Scotland Yard and Interpol identify the thief's girlfriend, Elise Clifton-Ward (Angelina Jolie). The thief sends her a message, telling her to board a train in Paris, pick out the tourist, and make the cops believe that the tourist is the disguised thief. She picks math teacher Frank Tupelo (Johnny Depp), and the game is on.

Verdict
Shamefully boring.

The plot is ridiculous.

Tax evasion was the best they could come up with? Come on! Christopher McQuarrie wrote The Usual Suspects, Valkyrie, and Way of the Gun. Florian Henckel von Donnersmarck (I could not make that up, I swear) wrote The Lives of Others, the only other feature-length production that he'd directed before this. That should have been a sign.

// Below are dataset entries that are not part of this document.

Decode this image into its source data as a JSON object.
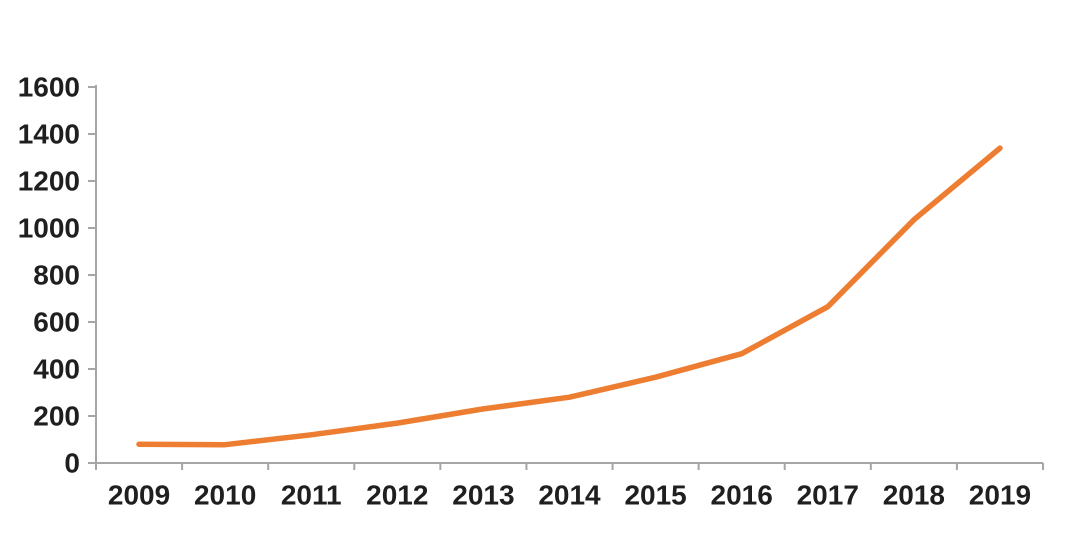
{
  "chart_data": {
    "type": "line",
    "title": "",
    "categories": [
      "2009",
      "2010",
      "2011",
      "2012",
      "2013",
      "2014",
      "2015",
      "2016",
      "2017",
      "2018",
      "2019"
    ],
    "values": [
      80,
      78,
      120,
      170,
      230,
      280,
      365,
      465,
      665,
      1035,
      1340
    ],
    "xlabel": "",
    "ylabel": "",
    "ylim": [
      0,
      1600
    ],
    "ytick_step": 200,
    "ytick_labels": [
      "0",
      "200",
      "400",
      "600",
      "800",
      "1000",
      "1200",
      "1400",
      "1600"
    ],
    "grid": false,
    "legend": false,
    "colors": {
      "line": "#ED7D31",
      "axis": "#A6A6A6",
      "text": "#1F1F1F",
      "background": "#FFFFFF"
    }
  }
}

There's no onscreen chemistry between Jolie and Depp. The scenes in Paris and Venice try desperately to look glamorous but pale in comparison with, say Ocean's Twelve or the granddaddy of them all, Alfred Hitchcock's To Catch A Thief.

Johnny Depp is terrific, but he's no Cary Grant.

For that matter, Paul Bettany was better nine years earlier as Geoffrey Chaucer in A Knight's Tale, and he spent quite a bit of that movie naked. Might be a lesson in that for Mr. Bettany.

This movie at times brings to mind The Mexican, Silver Streak, and Knight and Day. Unfortunately, it lacks the energy of any of those.

Lessons
First, you can't just throw box office stars on screen and assume that you're going to make money. Hollywood tries this again and again, and always seems surprised when it fails. I haven't done the math, but I'd bet it succeeds less than 50% of the time.

Stop it, please.

Second, if you get a Christopher McQuarrie, get out of his way and let him work. I don't care if that talent is a writer, director, producer, actor, key grip, or the head of craft services. If you've got high-caliber talent, watch your budget but don't second guess it.

Third, if you're going to imitate something, don't imitate some French movie that no one has ever heard of (Anthony Zimmer, 2005). Nut up and re-make a great movie like To Catch a Thief. I mean, let's face it: Johnny Depp would have been way better as a retired jewel thief and former French Resistance fighter than he is as a vacationing Wisconsin math teacher.

Fourth, don't give an art house wunderkind US $100 million dollars. No matter how terrific the wunderkind is, that person has no idea how to use a budget that large. Give him something smaller to work on, and let him grow into a major box office draw.

If you, dear reader, skipped The Tourist, then you made a good decision. Keep skipping it.

If you saw it, then I share your pain.